Leasing a car could require less money down and lower monthly payments than purchasing. Plus, you might be able to drive a newer or more luxurious car than you could afford otherwise. Sounds good.

However, leasing isn’t for everyone. From a purely financial perspective, buying a car—or, even better, buying a used car—and running it into the ground is likely the least expensive long-term option.

Understanding how you plan to use the vehicle and the differences between leasing and buying can be essential in deciding which option is best for you. Here's what you need to know about a lease vs. buying a car:

How Does Leasing a Car Work?

A lease is often a two- or three-year contract during which you make monthly payments in exchange for being able to use the vehicle. Leases are generally for new cars, although you may be able to get a lease on a used car as well.

The difference between the vehicle’s capitalized cost (initial price) and residual value (its value when the lease ends, accounting for depreciation), plus interest and fees, will determine your monthly payments. You may also have to pay a security deposit and taxes when you begin the lease.

Often, the monthly payments for leasing a vehicle are lower than auto loan payments for the same vehicle. You can also negotiate the cap cost, interest rate (called the money factor), and fees to try and bring down your monthly payments even more.

But you’ll have an annual mileage limit — often 10,000 to 15,000 miles — and if you exceed this, you’ll have to pay a per-mile fee (such as $0.12 to $0.25 per mile). The annual mileage cap may be higher or lower depending on your lease’s terms, and the cap can impact your monthly payments.

At the end of the lease, you’ll need to return the vehicle and you may have an option to buy it at this point. Otherwise, you might want to buy or lease another vehicle. If you paid a security deposit at the start of the lease, and the vehicle is still in good condition, you’ll receive the deposit back from the leasing company.

The Pros and Cons of Leasing a Car

Leasing a car isn’t for everyone. Consider the pros and cons of leasing:


  • You may not have to pay a large down payment upfront. In fact, you may want to pay as little down as possible to the lender, as a large down payment might not save you much money overall and if the leased car is stolen or totaled, you won’t get it back.
  • You get to drive newer vehicles and make lower monthly payments than you’d have to pay if you finance your next car outright.
  • The vehicle may be under warranty for the entire lease period. Newer vehicles are also less likely to need repairs, meaning less hassle overall.
  • The lease agreement could cover basic automotive maintenance, like oil changes and tire rotations.
  • You won’t have to deal with selling a vehicle later, a huge perk for those that want to avoid hassle at the dealership.
  • You may not have to pay sales tax on the vehicle’s entire value.


  • After the lease ends, you won’t own the leased vehicle.
  • You’ll still have to buy auto insurance, and premiums may be higher for new and luxury vehicles.
  • You may want to have gap insurance, which covers the remainder of your lease payments minus what your insurance company pays if the vehicle is stolen or totaled. Although, some leases include gap insurance.
  • You’re limited in a set number of miles you can drive throughout your lease term without paying expensive per-mile fees.
  • You may still have to pay for excessive wear and tear to the interior or exterior of the vehicle— if that wear and tear is enough to impact the resale value of the car.
  • Ending your lease before the end of the lease term could result in an expensive early termination fee.
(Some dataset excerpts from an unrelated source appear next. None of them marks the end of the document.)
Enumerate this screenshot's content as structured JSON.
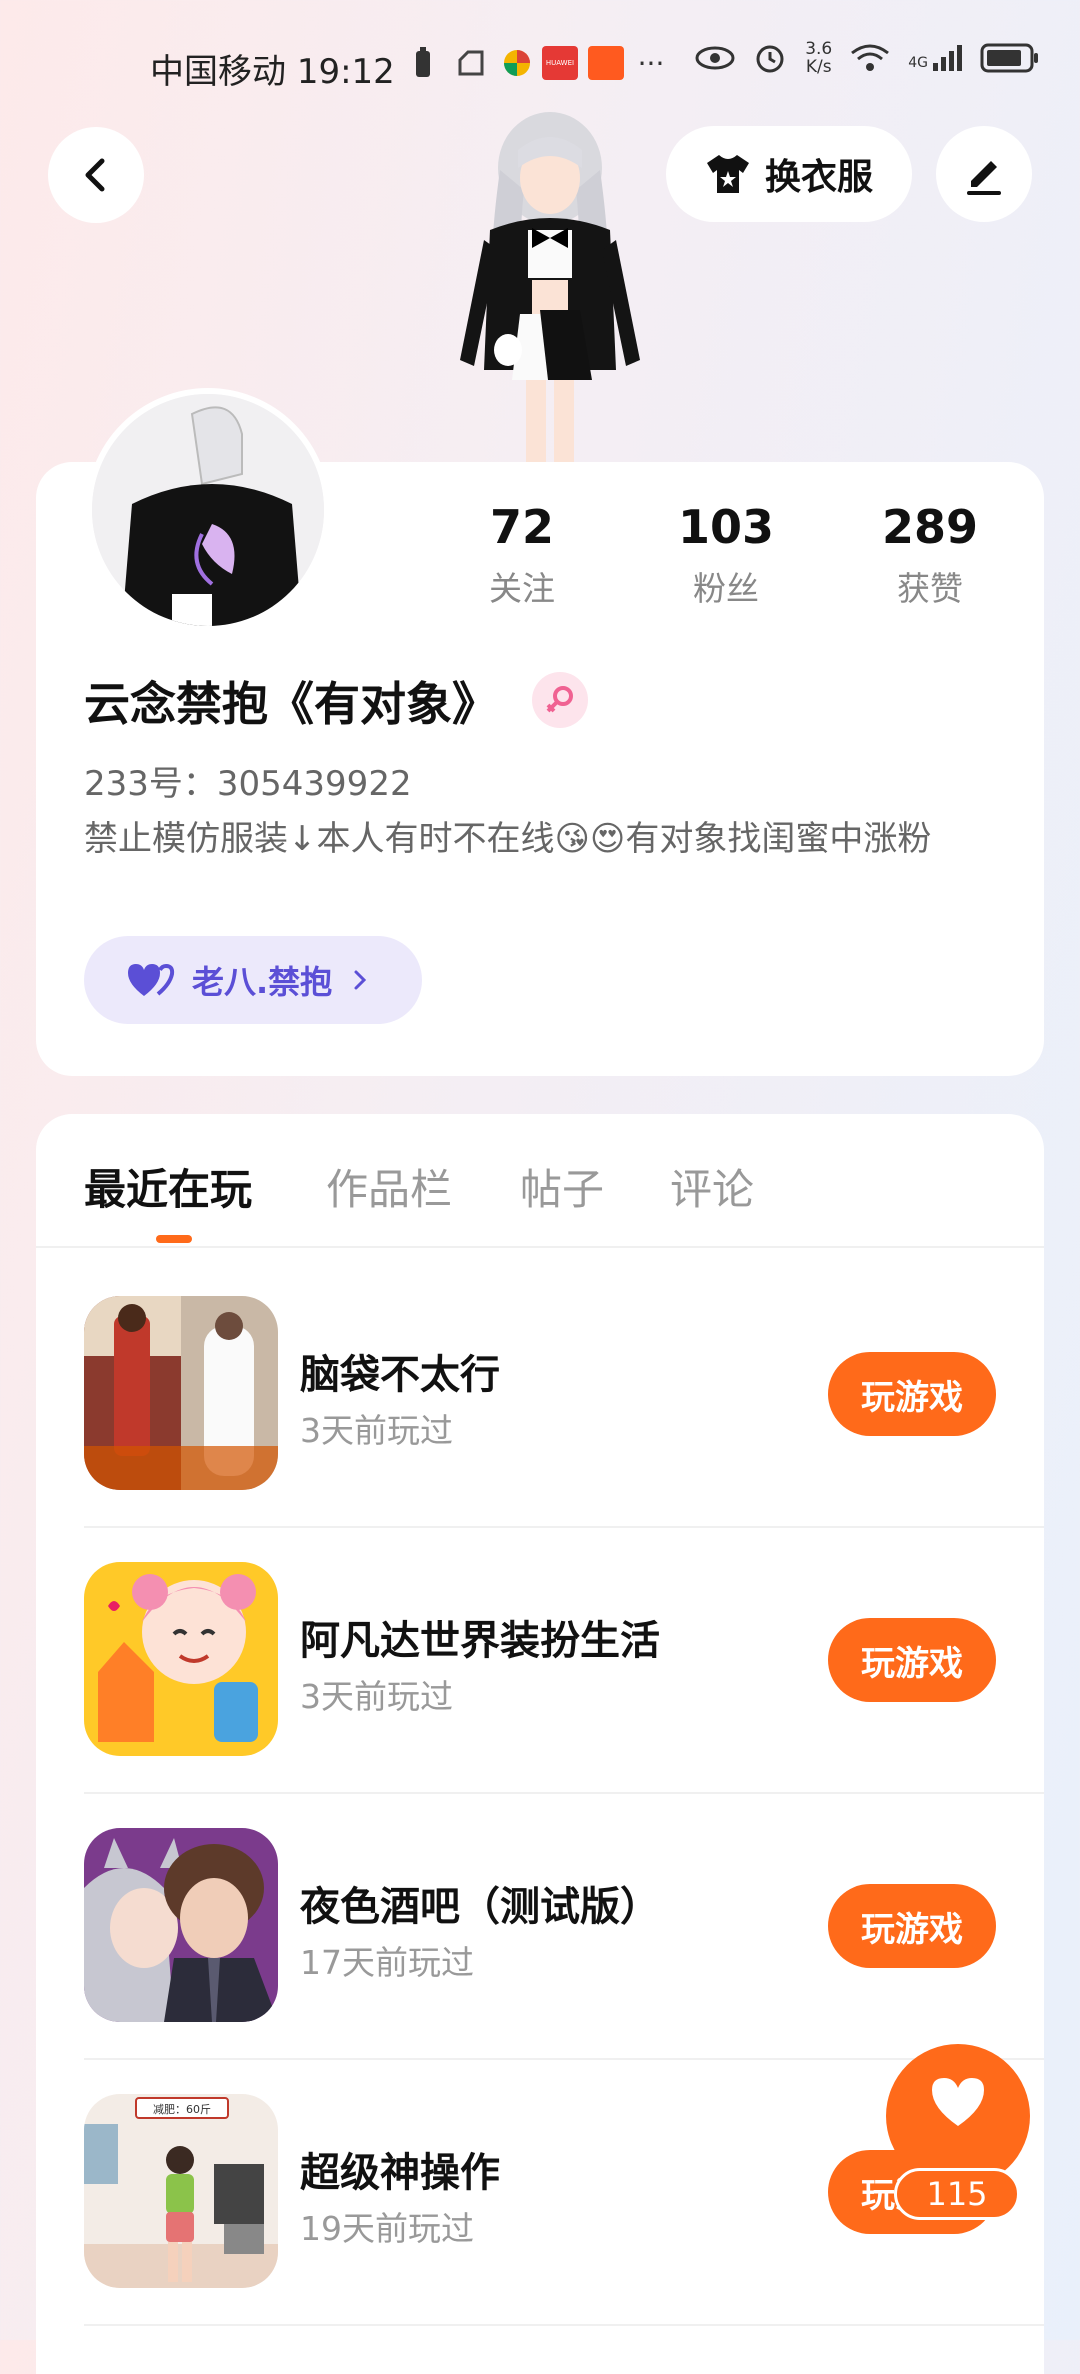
{
  "status_bar": {
    "carrier": "中国移动",
    "time": "19:12",
    "net_speed_value": "3.6",
    "net_speed_unit": "K/s",
    "network": "4G",
    "more": "···",
    "app_icon_label": "HUAWEI"
  },
  "header": {
    "outfit_label": "换衣服"
  },
  "profile": {
    "nickname": "云念禁抱《有对象》",
    "uid": "233号：305439922",
    "bio": "禁止模仿服装↓本人有时不在线😘😍有对象找闺蜜中涨粉",
    "partner_label": "老八.禁抱",
    "stats": [
      {
        "value": "72",
        "label": "关注"
      },
      {
        "value": "103",
        "label": "粉丝"
      },
      {
        "value": "289",
        "label": "获赞"
      }
    ]
  },
  "tabs": [
    "最近在玩",
    "作品栏",
    "帖子",
    "评论"
  ],
  "games": [
    {
      "title": "脑袋不太行",
      "played": "3天前玩过",
      "action": "玩游戏"
    },
    {
      "title": "阿凡达世界装扮生活",
      "played": "3天前玩过",
      "action": "玩游戏"
    },
    {
      "title": "夜色酒吧（测试版）",
      "played": "17天前玩过",
      "action": "玩游戏"
    },
    {
      "title": "超级神操作",
      "played": "19天前玩过",
      "action": "玩游戏"
    }
  ],
  "game4_banner": "减肥：60斤",
  "like": {
    "count": "115"
  },
  "colors": {
    "accent": "#ff6a1a",
    "partner": "#5b4fd6",
    "female": "#f06292"
  }
}
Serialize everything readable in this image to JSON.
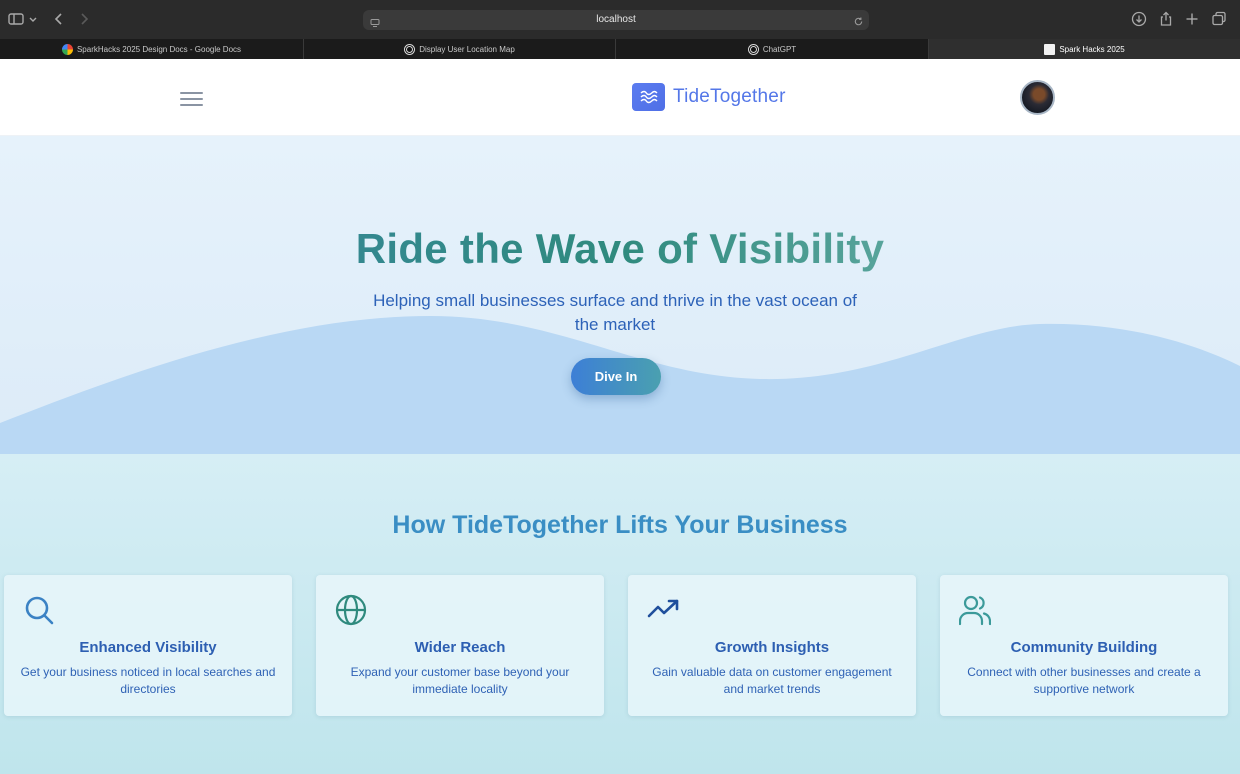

Leasing vs. Buying a Car — Should You Take on a Car Payment or Car Lease?

Leasing can work for some people, while buying may be better for others.

Those with a lower credit score or a limited budget may be better off with a lease’s relatively lower monthly payments and down payment compared to a car loan. However, sometimes a lease can require better credit than an auto loan. 

Leasing could also be a good idea if you always want to drive a new car every few years and hate dealing with maintenance costs or being outside a warranty period. But make sure you won’t go over the annual mileage limit, as the fee can add up quickly.

Buying can be a wise financial decision in the long run if you plan to drive your vehicle for many years. While buyers may need to budget more for their monthly payments, they also have an asset to show for it and get to keep the vehicle once it’s paid off. It may not be under warranty any longer, but you can set aside part of what you’ve been paying for any potential auto repairs in the future.

You may be able to save money on the down payment, monthly payments, and overall cost by buying a slightly used car over a new vehicle. Many new vehicles depreciate a lot in the first couple of years, but they still have a long life and good resale value if you want to use it as a trade-in later.

Whether you lease or buy a new or used vehicle, be sure to keep an eye on the overall pricing (not just the monthly payment) and negotiate upfront before signing. You can also find lease vs. buy calculators online, which you can use to estimate your monthly lease payments and overall costs across your loan term.